(627d) Using Graph Neural Networks with Genome Scale Metabolic Models to Predict Antimicrobial Resistance in E. coli

As antimicrobial resistance (AMR) continues to grow exponentially amongst clinically-relevant human pathogens, efforts to identify exploitable biological mechanisms underpinning such resistance must match pace. The identification of these mechanisms will aid biologically-informed design or selection of novel antimicrobial agents, and our abundance of both molecular and metabolic data lends itself to machine learning approaches. Already, graph neural networks (GNNs) have been implemented for drug discovery, wherein molecules which potentially possess antimicrobial properties are represented as graphs. We, however, have focused on utilizing GNNs with metabolic networks themselves.

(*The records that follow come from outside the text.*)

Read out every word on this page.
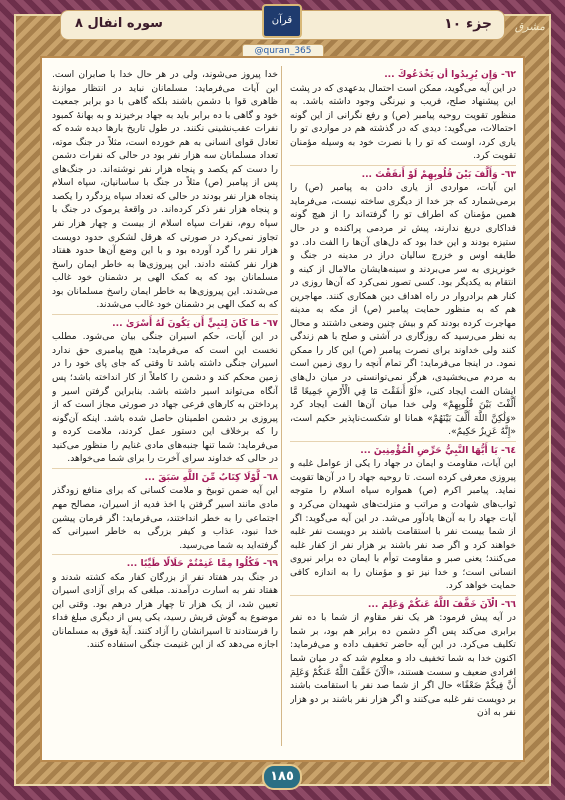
مشرق
جزء ١٠
سوره انفال ٨	قرآن
@quran_365
٦٢- وَإِن يُرِيدُوا أَن يَخْدَعُوكَ ...
در این آیه می‌گوید، ممکن است احتمال بدعهدی که در پشت این پیشنهاد صلح، فریب و نیرنگی وجود داشته باشد. به منظور تقویت روحیه پیامبر (ص) و رفع نگرانی از این گونه احتمالات، می‌گوید: دیدی که در گذشته هم در مواردی تو را یاری کرد، اوست که تو را با نصرت خود به وسیله مؤمنان تقویت کرد.
٦٣- وَأَلَّفَ بَيْنَ قُلُوبِهِمْ لَوْ أَنفَقْتَ ...
این آیات، مواردی از یاری دادن به پیامبر (ص) را برمی‌شمارد که جز خدا از دیگری ساخته نیست، می‌فرماید همین مؤمنان که اطراف تو را گرفته‌اند را از هیچ گونه فداکاری دریغ ندارند، پیش تر مردمی پراکنده و در حال ستیزه بودند و این خدا بود که دل‌های آن‌ها را الفت داد. دو طایفه اوس و خزرج سالیان دراز در مدینه در جنگ و خونریزی به سر می‌بردند و سینه‌هایشان مالامال از کینه و انتقام به یکدیگر بود. کسی تصور نمی‌کرد که آن‌ها روزی در کنار هم برادروار در راه اهداف دین همکاری کنند. مهاجرین هم که به منظور حمایت پیامبر (ص) از مکه به مدینه مهاجرت کرده بودند کم و بیش چنین وضعی داشتند و محال به نظر می‌رسید که روزگاری در آشتی و صلح با هم زندگی کنند ولی خداوند برای نصرت پیامبر (ص) این کار را ممکن نمود. در اینجا می‌فرماید: اگر تمام آنچه را روی زمین است به مردم می‌بخشیدی، هرگز نمی‌توانستی در میان دل‌های ایشان الفت ایجاد کنی، «لَوْ أَنفَقْتَ مَا فِي الْأَرْضِ جَمِيعًا مَّا أَلَّفْتَ بَيْنَ قُلُوبِهِمْ» ولی خدا میان آن‌ها الفت ایجاد کرد «وَلَٰكِنَّ اللَّهَ أَلَّفَ بَيْنَهُمْ» همانا او شکست‌ناپذیر حکیم است، «إِنَّهُ عَزِيزٌ حَكِيمٌ».
٦٤- يَا أَيُّهَا النَّبِيُّ حَرِّضِ الْمُؤْمِنِينَ ...
این آیات، مقاومت و ایمان در جهاد را یکی از عوامل غلبه و پیروزی معرفی کرده است. تا روحیه جهاد را در آن‌ها تقویت نماید. پیامبر اکرم (ص) همواره سپاه اسلام را متوجه ثواب‌های شهادت و مراتب و منزلت‌های شهیدان می‌کرد و آیات جهاد را به آن‌ها یادآور می‌شد. در این آیه می‌گوید: اگر از شما بیست نفر با استقامت باشند بر دویست نفر غلبه خواهند کرد و اگر صد نفر باشند بر هزار نفر از کفار غلبه می‌کنند؛ یعنی صبر و مقاومت توأم با ایمان ده برابر نیروی انسانی است؛ و خدا نیز تو و مؤمنان را به اندازه کافی حمایت خواهد کرد.
٦٦- الْآنَ خَفَّفَ اللَّهُ عَنكُمْ وَعَلِمَ ...
در آیه پیش فرمود: هر یک نفر مقاوم از شما با ده نفر برابری می‌کند پس اگر دشمن ده برابر هم بود، بر شما تکلیف می‌کرد. در این آیه حاضر تخفیف داده و می‌فرماید: اکنون خدا به شما تخفیف داد و معلوم شد که در میان شما افرادی ضعیف و سست هستند، «الْآنَ خَفَّفَ اللَّهُ عَنكُمْ وَعَلِمَ أَنَّ فِيكُمْ ضَعْفًا» حال اگر از شما صد نفر با استقامت باشند بر دویست نفر غلبه می‌کنند و اگر هزار نفر باشند بر دو هزار نفر به اذن
خدا پیروز می‌شوند، ولی در هر حال خدا با صابران است. این آیات می‌فرماید: مسلمانان نباید در انتظار موازنهٔ ظاهری قوا با دشمن باشند بلکه گاهی با دو برابر جمعیت خود و گاهی با ده برابر باید به جهاد برخیزند و به بهانهٔ کمبود نفرات عقب‌نشینی نکنند. در طول تاریخ بارها دیده شده که تعادل قوای انسانی به هم خورده است، مثلاً در جنگ موته، تعداد مسلمانان سه هزار نفر بود در حالی که نفرات دشمن را دست کم یکصد و پنجاه هزار نفر نوشته‌اند. در جنگ‌های پس از پیامبر (ص) مثلاً در جنگ با ساسانیان، سپاه اسلام پنجاه هزار نفر بودند در حالی که تعداد سپاه یزدگرد را یکصد و پنجاه هزار نفر ذکر کرده‌اند. در واقعهٔ یرموک در جنگ با سپاه روم، نفرات سپاه اسلام از بیست و چهار هزار نفر تجاوز نمی‌کرد در صورتی که هرقل لشکری حدود دویست هزار نفر را گرد آورده بود و با این وضع آن‌ها حدود هفتاد هزار نفر کشته دادند. این پیروزی‌ها به خاطر ایمان راسخ مسلمانان بود که به کمک الهی بر دشمنان خود غالب می‌شدند. این پیروزی‌ها به خاطر ایمان راسخ مسلمانان بود که به کمک الهی بر دشمنان خود غالب می‌شدند.
٦٧- مَا كَانَ لِنَبِيٍّ أَن يَكُونَ لَهُ أَسْرَىٰ ...
در این آیات، حکم اسیران جنگی بیان می‌شود. مطلب نخست این است که می‌فرماید: هیچ پیامبری حق ندارد اسیران جنگی داشته باشد تا وقتی که جای پای خود را در زمین محکم کند و دشمن را کاملاً از کار انداخته باشد؛ پس آنگاه می‌تواند اسیر داشته باشد. بنابراین گرفتن اسیر و پرداختن به کارهای فرعی جهاد در صورتی مجاز است که از پیروزی بر دشمن اطمینان حاصل شده باشد. اینکه آن‌گونه را که برخلاف این دستور عمل کردند، ملامت کرده و می‌فرماید: شما تنها جنبه‌های مادی غنایم را منظور می‌کنید در حالی که خداوند سرای آخرت را برای شما می‌خواهد.
٦٨- لَّوْلَا كِتَابٌ مِّنَ اللَّهِ سَبَقَ ...
این آیه ضمن توبیخ و ملامت کسانی که برای منافع زودگذر مادی مانند اسیر گرفتن یا اخذ فدیه از اسیران، مصالح مهم اجتماعی را به خطر انداختند، می‌فرماید: اگر فرمان پیشین خدا نبود، عذاب و کیفر بزرگی به خاطر اسیرانی که گرفته‌اید به شما می‌رسید.
٦٩- فَكُلُوا مِمَّا غَنِمْتُمْ حَلَالًا طَيِّبًا ...
در جنگ بدر هفتاد نفر از بزرگان کفار مکه کشته شدند و هفتاد نفر به اسارت درآمدند. مبلغی که برای آزادی اسیران تعیین شد، از یک هزار تا چهار هزار درهم بود. وقتی این موضوع به گوش قریش رسید، یکی پس از دیگری مبلغ فداء را فرستادند تا اسیرانشان را آزاد کنند. آیهٔ فوق به مسلمانان اجازه می‌دهد که از این غنیمت جنگی استفاده کنند.
١٨٥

A dataset consisting of 3,616 draft genome scale metabolic models (GEMs) for various strains of E. coli was obtained and gapfilled via ModelSEED. For each GEM, the stoichiometric matrix was transformed into either a reaction adjacency graph (where reactions are nodes and their shared metabolites are edges) or metabolite graph (where metabolites are nodes and the reactions producing/consuming them are edges), serving as a network representation of the full metabolism. The metadata for each strain contains an experimentally verified antimicrobial resistance profile for up to 12 antimicrobial agents; using subsets of the dataset corresponding to each individual antibiotic as inputs to the GNN, we executed a whole-graph classification. Pairing this classification with methods such as approximation-based (e.g. sensitivity analysis, GraphLIME), relevance propagation-based (e.g. GNN-LRP), and perturbation-based (e.g. GNNExplainer) explanations has enabled us to identify key metabolic network features which contribute to AMR. Additional aspects of our work included identifying potential biases within the data, investigating the effects of network representation and pruning (either topological or biochemical) on GNN performance, and optimizing the GNN parameters. Preliminary classification accuracy averaged 65% across all antimicrobials for the test dataset, with minimal variation in model performance between graph representations.